In a recent study of the IQ of children over the last few decades in the USA, it was discovered that children on average are, according to the test, smarter today than they were fifty or sixty years ago. But this is not necessarily because we have more information or better health care (although this may play some role). Researchers determined that this increase in average IQ is probably due to the fact that children today are as a whole taught to think in different ways than children fifty or sixty years ago.
Children taking the test today aren't smarter; they are just more prepared. Children today, in many parts of the developed world, are expected to think abstractly. Children are constantly exposed to the concept that there are alternative perspectives and that they can (at least pretend) to inhabit these perspectives--in video games, in stories, in news, in online media, in musical songs and styles, in movies, clothes, role-playing games. The various perspectives available to kids today are not limited in time or place or even means of expression.
This is not to diminish the roles of more concrete forms of education; contemplating the function of religion in the public life of a federal politician would have been an impractical past time in the life of a rural farmer in the American Southwest in the early 1700s. Such contemplation might be considered equally self-indulgent if not lacking in utility in a war-torn community in the Darfur region today. Certain forms of abstract contemplation might even be a cause for general derision in contexts such as Vanketesh's Chicago community. In such circumstances there are more immediate and useful skills to acquire, and the different perspectives learned, explored or expressed are perhaps not perspectives found in any Harvard psychologist's IQ test.

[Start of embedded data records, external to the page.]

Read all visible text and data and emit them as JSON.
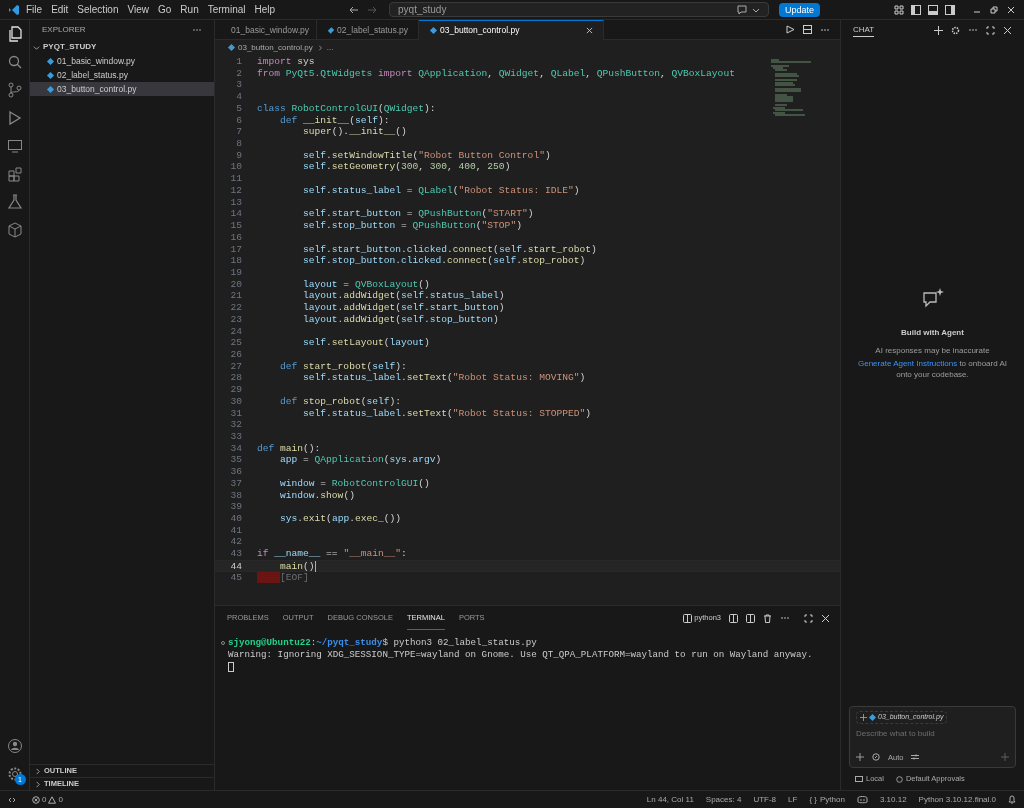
{
  "menu": [
    "File",
    "Edit",
    "Selection",
    "View",
    "Go",
    "Run",
    "Terminal",
    "Help"
  ],
  "search": {
    "value": "pyqt_study"
  },
  "update_button": "Update",
  "explorer": {
    "title": "EXPLORER",
    "folder": "PYQT_STUDY",
    "files": [
      {
        "name": "01_basic_window.py",
        "selected": false
      },
      {
        "name": "02_label_status.py",
        "selected": false
      },
      {
        "name": "03_button_control.py",
        "selected": true
      }
    ],
    "sections": [
      "OUTLINE",
      "TIMELINE"
    ]
  },
  "settings_badge": "1",
  "tabs": [
    {
      "label": "01_basic_window.py",
      "selected": false
    },
    {
      "label": "02_label_status.py",
      "selected": false
    },
    {
      "label": "03_button_control.py",
      "selected": true
    }
  ],
  "breadcrumb": [
    "03_button_control.py",
    "..."
  ],
  "code": [
    {
      "n": "1",
      "tokens": [
        {
          "kind": "kw",
          "text": "import"
        },
        {
          "kind": "pl",
          "text": " sys"
        }
      ]
    },
    {
      "n": "2",
      "tokens": [
        {
          "kind": "kw",
          "text": "from"
        },
        {
          "kind": "cl",
          "text": " PyQt5.QtWidgets "
        },
        {
          "kind": "kw",
          "text": "import"
        },
        {
          "kind": "cl",
          "text": " QApplication"
        },
        {
          "kind": "pl",
          "text": ", "
        },
        {
          "kind": "cl",
          "text": "QWidget"
        },
        {
          "kind": "pl",
          "text": ", "
        },
        {
          "kind": "cl",
          "text": "QLabel"
        },
        {
          "kind": "pl",
          "text": ", "
        },
        {
          "kind": "cl",
          "text": "QPushButton"
        },
        {
          "kind": "pl",
          "text": ", "
        },
        {
          "kind": "cl",
          "text": "QVBoxLayout"
        }
      ]
    },
    {
      "n": "3"
    },
    {
      "n": "4"
    },
    {
      "n": "5",
      "tokens": [
        {
          "kind": "st",
          "text": "class"
        },
        {
          "kind": "cl",
          "text": " RobotControlGUI"
        },
        {
          "kind": "pl",
          "text": "("
        },
        {
          "kind": "cl",
          "text": "QWidget"
        },
        {
          "kind": "pl",
          "text": "):"
        }
      ]
    },
    {
      "n": "6",
      "tokens": [
        {
          "kind": "st",
          "text": "    def"
        },
        {
          "kind": "fn",
          "text": " __init__"
        },
        {
          "kind": "pl",
          "text": "("
        },
        {
          "kind": "var",
          "text": "self"
        },
        {
          "kind": "pl",
          "text": "):"
        }
      ]
    },
    {
      "n": "7",
      "tokens": [
        {
          "kind": "fn",
          "text": "        super"
        },
        {
          "kind": "pl",
          "text": "()."
        },
        {
          "kind": "fn",
          "text": "__init__"
        },
        {
          "kind": "pl",
          "text": "()"
        }
      ]
    },
    {
      "n": "8"
    },
    {
      "n": "9",
      "tokens": [
        {
          "kind": "var",
          "text": "        self"
        },
        {
          "kind": "pl",
          "text": "."
        },
        {
          "kind": "fn",
          "text": "setWindowTitle"
        },
        {
          "kind": "pl",
          "text": "("
        },
        {
          "kind": "str",
          "text": "\"Robot Button Control\""
        },
        {
          "kind": "pl",
          "text": ")"
        }
      ]
    },
    {
      "n": "10",
      "tokens": [
        {
          "kind": "var",
          "text": "        self"
        },
        {
          "kind": "pl",
          "text": "."
        },
        {
          "kind": "fn",
          "text": "setGeometry"
        },
        {
          "kind": "pl",
          "text": "("
        },
        {
          "kind": "num",
          "text": "300"
        },
        {
          "kind": "pl",
          "text": ", "
        },
        {
          "kind": "num",
          "text": "300"
        },
        {
          "kind": "pl",
          "text": ", "
        },
        {
          "kind": "num",
          "text": "400"
        },
        {
          "kind": "pl",
          "text": ", "
        },
        {
          "kind": "num",
          "text": "250"
        },
        {
          "kind": "pl",
          "text": ")"
        }
      ]
    },
    {
      "n": "11"
    },
    {
      "n": "12",
      "tokens": [
        {
          "kind": "var",
          "text": "        self"
        },
        {
          "kind": "pl",
          "text": "."
        },
        {
          "kind": "var",
          "text": "status_label"
        },
        {
          "kind": "pl",
          "text": " = "
        },
        {
          "kind": "cl",
          "text": "QLabel"
        },
        {
          "kind": "pl",
          "text": "("
        },
        {
          "kind": "str",
          "text": "\"Robot Status: IDLE\""
        },
        {
          "kind": "pl",
          "text": ")"
        }
      ]
    },
    {
      "n": "13"
    },
    {
      "n": "14",
      "tokens": [
        {
          "kind": "var",
          "text": "        self"
        },
        {
          "kind": "pl",
          "text": "."
        },
        {
          "kind": "var",
          "text": "start_button"
        },
        {
          "kind": "pl",
          "text": " = "
        },
        {
          "kind": "cl",
          "text": "QPushButton"
        },
        {
          "kind": "pl",
          "text": "("
        },
        {
          "kind": "str",
          "text": "\"START\""
        },
        {
          "kind": "pl",
          "text": ")"
        }
      ]
    },
    {
      "n": "15",
      "tokens": [
        {
          "kind": "var",
          "text": "        self"
        },
        {
          "kind": "pl",
          "text": "."
        },
        {
          "kind": "var",
          "text": "stop_button"
        },
        {
          "kind": "pl",
          "text": " = "
        },
        {
          "kind": "cl",
          "text": "QPushButton"
        },
        {
          "kind": "pl",
          "text": "("
        },
        {
          "kind": "str",
          "text": "\"STOP\""
        },
        {
          "kind": "pl",
          "text": ")"
        }
      ]
    },
    {
      "n": "16"
    },
    {
      "n": "17",
      "tokens": [
        {
          "kind": "var",
          "text": "        self"
        },
        {
          "kind": "pl",
          "text": "."
        },
        {
          "kind": "var",
          "text": "start_button"
        },
        {
          "kind": "pl",
          "text": "."
        },
        {
          "kind": "var",
          "text": "clicked"
        },
        {
          "kind": "pl",
          "text": "."
        },
        {
          "kind": "fn",
          "text": "connect"
        },
        {
          "kind": "pl",
          "text": "("
        },
        {
          "kind": "var",
          "text": "self"
        },
        {
          "kind": "pl",
          "text": "."
        },
        {
          "kind": "fn",
          "text": "start_robot"
        },
        {
          "kind": "pl",
          "text": ")"
        }
      ]
    },
    {
      "n": "18",
      "tokens": [
        {
          "kind": "var",
          "text": "        self"
        },
        {
          "kind": "pl",
          "text": "."
        },
        {
          "kind": "var",
          "text": "stop_button"
        },
        {
          "kind": "pl",
          "text": "."
        },
        {
          "kind": "var",
          "text": "clicked"
        },
        {
          "kind": "pl",
          "text": "."
        },
        {
          "kind": "fn",
          "text": "connect"
        },
        {
          "kind": "pl",
          "text": "("
        },
        {
          "kind": "var",
          "text": "self"
        },
        {
          "kind": "pl",
          "text": "."
        },
        {
          "kind": "fn",
          "text": "stop_robot"
        },
        {
          "kind": "pl",
          "text": ")"
        }
      ]
    },
    {
      "n": "19"
    },
    {
      "n": "20",
      "tokens": [
        {
          "kind": "var",
          "text": "        layout"
        },
        {
          "kind": "pl",
          "text": " = "
        },
        {
          "kind": "cl",
          "text": "QVBoxLayout"
        },
        {
          "kind": "pl",
          "text": "()"
        }
      ]
    },
    {
      "n": "21",
      "tokens": [
        {
          "kind": "var",
          "text": "        layout"
        },
        {
          "kind": "pl",
          "text": "."
        },
        {
          "kind": "fn",
          "text": "addWidget"
        },
        {
          "kind": "pl",
          "text": "("
        },
        {
          "kind": "var",
          "text": "self"
        },
        {
          "kind": "pl",
          "text": "."
        },
        {
          "kind": "var",
          "text": "status_label"
        },
        {
          "kind": "pl",
          "text": ")"
        }
      ]
    },
    {
      "n": "22",
      "tokens": [
        {
          "kind": "var",
          "text": "        layout"
        },
        {
          "kind": "pl",
          "text": "."
        },
        {
          "kind": "fn",
          "text": "addWidget"
        },
        {
          "kind": "pl",
          "text": "("
        },
        {
          "kind": "var",
          "text": "self"
        },
        {
          "kind": "pl",
          "text": "."
        },
        {
          "kind": "var",
          "text": "start_button"
        },
        {
          "kind": "pl",
          "text": ")"
        }
      ]
    },
    {
      "n": "23",
      "tokens": [
        {
          "kind": "var",
          "text": "        layout"
        },
        {
          "kind": "pl",
          "text": "."
        },
        {
          "kind": "fn",
          "text": "addWidget"
        },
        {
          "kind": "pl",
          "text": "("
        },
        {
          "kind": "var",
          "text": "self"
        },
        {
          "kind": "pl",
          "text": "."
        },
        {
          "kind": "var",
          "text": "stop_button"
        },
        {
          "kind": "pl",
          "text": ")"
        }
      ]
    },
    {
      "n": "24"
    },
    {
      "n": "25",
      "tokens": [
        {
          "kind": "var",
          "text": "        self"
        },
        {
          "kind": "pl",
          "text": "."
        },
        {
          "kind": "fn",
          "text": "setLayout"
        },
        {
          "kind": "pl",
          "text": "("
        },
        {
          "kind": "var",
          "text": "layout"
        },
        {
          "kind": "pl",
          "text": ")"
        }
      ]
    },
    {
      "n": "26"
    },
    {
      "n": "27",
      "tokens": [
        {
          "kind": "st",
          "text": "    def"
        },
        {
          "kind": "fn",
          "text": " start_robot"
        },
        {
          "kind": "pl",
          "text": "("
        },
        {
          "kind": "var",
          "text": "self"
        },
        {
          "kind": "pl",
          "text": "):"
        }
      ]
    },
    {
      "n": "28",
      "tokens": [
        {
          "kind": "var",
          "text": "        self"
        },
        {
          "kind": "pl",
          "text": "."
        },
        {
          "kind": "var",
          "text": "status_label"
        },
        {
          "kind": "pl",
          "text": "."
        },
        {
          "kind": "fn",
          "text": "setText"
        },
        {
          "kind": "pl",
          "text": "("
        },
        {
          "kind": "str",
          "text": "\"Robot Status: MOVING\""
        },
        {
          "kind": "pl",
          "text": ")"
        }
      ]
    },
    {
      "n": "29"
    },
    {
      "n": "30",
      "tokens": [
        {
          "kind": "st",
          "text": "    def"
        },
        {
          "kind": "fn",
          "text": " stop_robot"
        },
        {
          "kind": "pl",
          "text": "("
        },
        {
          "kind": "var",
          "text": "self"
        },
        {
          "kind": "pl",
          "text": "):"
        }
      ]
    },
    {
      "n": "31",
      "tokens": [
        {
          "kind": "var",
          "text": "        self"
        },
        {
          "kind": "pl",
          "text": "."
        },
        {
          "kind": "var",
          "text": "status_label"
        },
        {
          "kind": "pl",
          "text": "."
        },
        {
          "kind": "fn",
          "text": "setText"
        },
        {
          "kind": "pl",
          "text": "("
        },
        {
          "kind": "str",
          "text": "\"Robot Status: STOPPED\""
        },
        {
          "kind": "pl",
          "text": ")"
        }
      ]
    },
    {
      "n": "32"
    },
    {
      "n": "33"
    },
    {
      "n": "34",
      "tokens": [
        {
          "kind": "st",
          "text": "def"
        },
        {
          "kind": "fn",
          "text": " main"
        },
        {
          "kind": "pl",
          "text": "():"
        }
      ]
    },
    {
      "n": "35",
      "tokens": [
        {
          "kind": "var",
          "text": "    app"
        },
        {
          "kind": "pl",
          "text": " = "
        },
        {
          "kind": "cl",
          "text": "QApplication"
        },
        {
          "kind": "pl",
          "text": "("
        },
        {
          "kind": "var",
          "text": "sys"
        },
        {
          "kind": "pl",
          "text": "."
        },
        {
          "kind": "var",
          "text": "argv"
        },
        {
          "kind": "pl",
          "text": ")"
        }
      ]
    },
    {
      "n": "36"
    },
    {
      "n": "37",
      "tokens": [
        {
          "kind": "var",
          "text": "    window"
        },
        {
          "kind": "pl",
          "text": " = "
        },
        {
          "kind": "cl",
          "text": "RobotControlGUI"
        },
        {
          "kind": "pl",
          "text": "()"
        }
      ]
    },
    {
      "n": "38",
      "tokens": [
        {
          "kind": "var",
          "text": "    window"
        },
        {
          "kind": "pl",
          "text": "."
        },
        {
          "kind": "fn",
          "text": "show"
        },
        {
          "kind": "pl",
          "text": "()"
        }
      ]
    },
    {
      "n": "39"
    },
    {
      "n": "40",
      "tokens": [
        {
          "kind": "var",
          "text": "    sys"
        },
        {
          "kind": "pl",
          "text": "."
        },
        {
          "kind": "fn",
          "text": "exit"
        },
        {
          "kind": "pl",
          "text": "("
        },
        {
          "kind": "var",
          "text": "app"
        },
        {
          "kind": "pl",
          "text": "."
        },
        {
          "kind": "fn",
          "text": "exec_"
        },
        {
          "kind": "pl",
          "text": "())"
        }
      ]
    },
    {
      "n": "41"
    },
    {
      "n": "42"
    },
    {
      "n": "43",
      "tokens": [
        {
          "kind": "kw",
          "text": "if"
        },
        {
          "kind": "var",
          "text": " __name__"
        },
        {
          "kind": "pl",
          "text": " == "
        },
        {
          "kind": "str",
          "text": "\"__main__\""
        },
        {
          "kind": "pl",
          "text": ":"
        }
      ]
    },
    {
      "n": "44",
      "current": true,
      "tokens": [
        {
          "kind": "fn",
          "text": "    main"
        },
        {
          "kind": "pl",
          "text": "()"
        }
      ]
    },
    {
      "n": "45",
      "eof": true,
      "tokens": [
        {
          "kind": "ghost",
          "text": "[EOF]"
        }
      ]
    }
  ],
  "panel": {
    "tabs": [
      {
        "label": "PROBLEMS",
        "selected": false
      },
      {
        "label": "OUTPUT",
        "selected": false
      },
      {
        "label": "DEBUG CONSOLE",
        "selected": false
      },
      {
        "label": "TERMINAL",
        "selected": true
      },
      {
        "label": "PORTS",
        "selected": false
      }
    ],
    "terminal_name": "python3",
    "terminal": {
      "user": "sjyong@Ubuntu22",
      "sep": ":",
      "path": "~/pyqt_study",
      "command": "$ python3 02_label_status.py",
      "output": "Warning: Ignoring XDG_SESSION_TYPE=wayland on Gnome. Use QT_QPA_PLATFORM=wayland to run on Wayland anyway."
    }
  },
  "chat": {
    "title": "CHAT",
    "heading": "Build with Agent",
    "note": "AI responses may be inaccurate",
    "link": "Generate Agent Instructions",
    "rest": "to onboard AI onto your codebase.",
    "attachment": "03_button_control.py",
    "input": {
      "placeholder": "Describe what to build"
    },
    "mode": "Auto",
    "location": "Local",
    "approvals": "Default Approvals"
  },
  "status_bar": {
    "errors": "0",
    "warnings": "0",
    "right": [
      "Ln 44, Col 11",
      "Spaces: 4",
      "UTF-8",
      "LF"
    ],
    "language_icon": "{ }",
    "language": "Python",
    "version": "3.10.12",
    "interpreter": "Python 3.10.12.final.0"
  }
}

But in order to reach a point where we can understand the purposes of particular concrete skills or knowledge found in different people, we need the ability to abstractly consider circumstance and context. We need to be able to consider the contexts influencing others and ourselves and be able to explain what we understand to others and ourselves, a process that requires time and sustained interaction with different and diverse individuals and societies. We require the capacity and the desire to dialogue with other individuals experiencing our own context as well as those in different contexts.
This is not quite the self-awareness advocated in Nietzsche or The Power of Now, although both are valid components in the study of context. Richard Rorty, another American philosopher, wrote that all people should read as many books and see as many movies as possible. Rorty suggested that in accumulating the stories of others, even fictional characters, individuals accumulate perspectives. Thus, while one individual may never agree with nor truly understand another individual or society, he or she will at least be aware of alternative contexts and the myriad of ways in which people can interact with their contexts.